One day, when he was about to fall asleep in his uncomfortable bed in the servant's quarters, he came to terms with the fact that he wasn't going to live forever, and that if he wasn't going to change the queen and those after her for the good of himself, then he would do it for the future workers.

During the one week during the winter months that he received a break, he crept out of the castle, out of the city, and into the forest beyond. He had heard by the talk of the town that there lived a powerful witch between the trees.

After hours of searching and wandering, and with a noticeable, cold ache in his aging bones, the servant found a hut in the woods.
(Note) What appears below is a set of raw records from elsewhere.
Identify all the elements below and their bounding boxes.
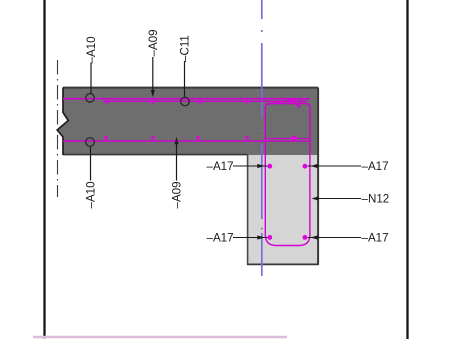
svg-text:–A17: –A17 bbox=[362, 160, 389, 173]
svg-text:–N12: –N12 bbox=[362, 193, 390, 206]
A17 corner bar dot top-left bbox=[267, 164, 272, 169]
rebar A09 bottom bar line bbox=[63, 140, 311, 142]
A17 corner bar dot bottom-right bbox=[303, 235, 308, 240]
top corner bar dot bbox=[290, 99, 295, 104]
label A17 right-bottom arrowhead bbox=[311, 235, 318, 239]
label A10 top leader bbox=[90, 63, 92, 94]
label N12 leader bbox=[318, 198, 361, 200]
stirrup N12 outline bbox=[265, 104, 310, 246]
label A17 right-bottom leader bbox=[308, 237, 361, 239]
beam/slab right edge bbox=[317, 88, 319, 265]
svg-text:–A17: –A17 bbox=[207, 160, 234, 173]
svg-text:–A09: –A09 bbox=[147, 29, 160, 56]
rebar A09 top bar line bbox=[63, 98, 310, 100]
label A10 bottom leader bbox=[90, 147, 92, 181]
slab bottom edge bbox=[63, 154, 248, 156]
bottom distribution bar dots bbox=[104, 136, 248, 139]
label A09 top arrowhead bbox=[151, 90, 155, 97]
A17 corner bar dot top-right bbox=[303, 164, 308, 169]
rebar joint bottom layer line bbox=[265, 137, 309, 139]
A17 corner bar dot bottom-left bbox=[267, 235, 272, 240]
centerline (black dash-dot, left) bbox=[57, 60, 59, 197]
beam cross-section fill bbox=[248, 155, 319, 265]
label A17 right-top arrowhead bbox=[311, 164, 318, 168]
slab cross-section fill bbox=[57, 88, 318, 156]
slab top edge bbox=[63, 87, 318, 89]
label A17 left-bottom leader bbox=[233, 237, 267, 239]
label A17 left-top arrowhead bbox=[257, 164, 264, 168]
svg-text:–C11: –C11 bbox=[179, 35, 192, 62]
svg-text:–A17: –A17 bbox=[207, 232, 234, 245]
label A09 top leader bbox=[152, 57, 154, 91]
beam bottom edge bbox=[247, 263, 319, 265]
rebar top second layer line bbox=[103, 100, 307, 102]
stirrup hook tail bbox=[299, 99, 301, 108]
A10 bar circle top bbox=[86, 94, 95, 103]
label A17 right-top leader bbox=[308, 165, 361, 167]
label A17 left-bottom arrowhead bbox=[257, 235, 264, 239]
C11 bar circle bbox=[181, 97, 190, 106]
border frame right line bbox=[406, 0, 408, 339]
stirrup hook diagonal 2 bbox=[289, 99, 300, 108]
blue section centerline (dash-dot) bbox=[261, 0, 263, 276]
label C11 top leader bbox=[184, 61, 186, 97]
label A09 bottom leader bbox=[176, 143, 178, 181]
stirrup hook diagonal 1 bbox=[267, 99, 296, 105]
svg-text:–A10: –A10 bbox=[85, 36, 98, 63]
svg-text:–A09: –A09 bbox=[171, 181, 184, 208]
border frame left line bbox=[43, 0, 45, 339]
svg-text:–A17: –A17 bbox=[362, 232, 389, 245]
top distribution bar dots bbox=[106, 100, 249, 103]
beam left edge bbox=[247, 155, 249, 265]
pink bottom edge line bbox=[33, 336, 287, 339]
label A09 bottom arrowhead bbox=[175, 137, 179, 145]
A10 bar circle bottom bbox=[86, 138, 95, 147]
label N12 arrowhead bbox=[312, 196, 319, 200]
label A17 left-top leader bbox=[233, 165, 267, 167]
bottom corner bar dot bbox=[292, 136, 297, 141]
slab left break edge bbox=[57, 88, 68, 156]
svg-text:–A10: –A10 bbox=[85, 181, 98, 208]
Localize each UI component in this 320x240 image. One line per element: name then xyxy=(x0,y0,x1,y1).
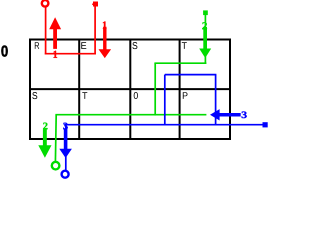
green wire vertical middle xyxy=(154,63,156,115)
red wire vertical from start circle xyxy=(45,7,47,55)
blue entry arrow left (cell P) xyxy=(210,109,241,120)
cell letter T top xyxy=(182,42,187,49)
blue wire vertical right of loop xyxy=(215,75,217,126)
green wire vertical from start square xyxy=(204,15,206,64)
red entry arrow down (cell E) xyxy=(99,27,112,58)
grid row divider xyxy=(30,88,230,90)
blue wire vertical left of loop xyxy=(164,75,166,126)
blue exit arrow down (bottom) xyxy=(59,128,72,158)
grid column line 3 xyxy=(179,40,181,140)
big label 0 at left xyxy=(1,46,7,57)
blue wire horizontal upper xyxy=(165,74,217,76)
grid outer border xyxy=(30,40,230,140)
cell letter T bottom xyxy=(82,92,87,99)
label 2 at green entry arrow xyxy=(202,22,207,29)
blue wire horizontal main xyxy=(64,124,262,126)
red wire horizontal xyxy=(45,53,96,55)
label 2 at green exit arrow xyxy=(43,123,47,130)
green entry arrow down (cell T top) xyxy=(199,27,211,58)
grid column line 2 xyxy=(129,40,131,140)
red wire vertical to end square xyxy=(94,4,96,55)
red start terminal circle xyxy=(42,0,49,7)
blue wire vertical to exit circle xyxy=(65,125,67,172)
green start terminal square xyxy=(203,10,208,15)
red end terminal square xyxy=(93,2,98,7)
green exit arrow down (bottom) xyxy=(38,129,51,157)
label 3 at blue exit arrow xyxy=(63,123,67,130)
blue end terminal circle xyxy=(62,171,69,178)
label 1 under red exit arrow xyxy=(54,51,58,58)
label 1 above red entry arrow xyxy=(103,21,107,28)
label 3 at blue entry arrow xyxy=(242,111,247,118)
cell letter P bottom xyxy=(183,92,188,99)
cell letter S top xyxy=(132,42,137,49)
grid column line 1 xyxy=(78,40,80,140)
green wire vertical to exit circle xyxy=(54,115,57,162)
cell letter E xyxy=(81,42,86,49)
cell letter R xyxy=(35,42,39,49)
red exit arrow up (cell R) xyxy=(49,17,61,49)
green wire horizontal lower xyxy=(55,114,206,116)
red square nub xyxy=(92,4,93,6)
green wire horizontal upper xyxy=(154,62,206,64)
cell letter S bottom xyxy=(32,92,37,99)
green end terminal circle xyxy=(52,162,60,170)
blue start terminal square (right) xyxy=(263,122,268,127)
cell letter 0 bottom xyxy=(134,92,138,99)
He knocked three times, the third one loudest and most confident, and waited. After a couple of moments, he heard footsteps on the other side. When the door opened, there was a beautiful young woman standing in the way.

"Have you come for me?" she asked him.

He only asked her if she was the witch, to which she nodded and said "Yes, I am."

She led him inside, and he told her of the terrible queen and her equally terrible heirs and she nodded and listened the whole time. When he reached the end, she told him, "I have just the thing for you."

Leading him into a back room, she handed him an oblong mirror with an ornate gold frame, but faced the glass towards her, and did not show him it. "The moment she looks into this, she will be taken to the other side. An exact opposite of her will remain on your side, kind and graceful and all you would ever want in a queen. The same for her children."

The servant thanked her deeply and tried to take the mirror, but she resisted. "However, you are not to look into it. It will change you, too."

He left, after the witch insisted that she didn't want to be repaid for the favour. He hurried back up to the castle, holding the glass firmly away from himself and anyone else. When he returned to the dormitory, he wrapped up the mirror and gave it to one of the other servants to give to the queen, as a gift.

The next day, there was no noticeable change in the queen, nor was there any difference to be seen or noticed in her heirs. The next week, there were no more signs of such change, and the next year, everything was still the same.

Although the servant had long given up, he had thought about the mirror almost every day. One day, when serving the queen her afternoon tea, he couldn't help but notice that the mirror was hanging up.

Unable to resist his curiosity, he looked into it. But in the reflection, he did not see himself, but the witch. She didn't look taunting, or angry, or even pleasant as she had when she had opened the door to him. No, she most certainly looked disappointed.

"I told you not to look in the mirror," the reflection said.

And all of a sudden, it all made sense. The servant had looked in the mirror the night he had taken it back, by accident, and he was now trapped with the old queen.

Some say that the mirror still hangs on the top floor of an abandoned apartment building on the outskirts of London Town.

The queen and the servant have long passed away, but that is not to say that you won't find anyone else beyond it.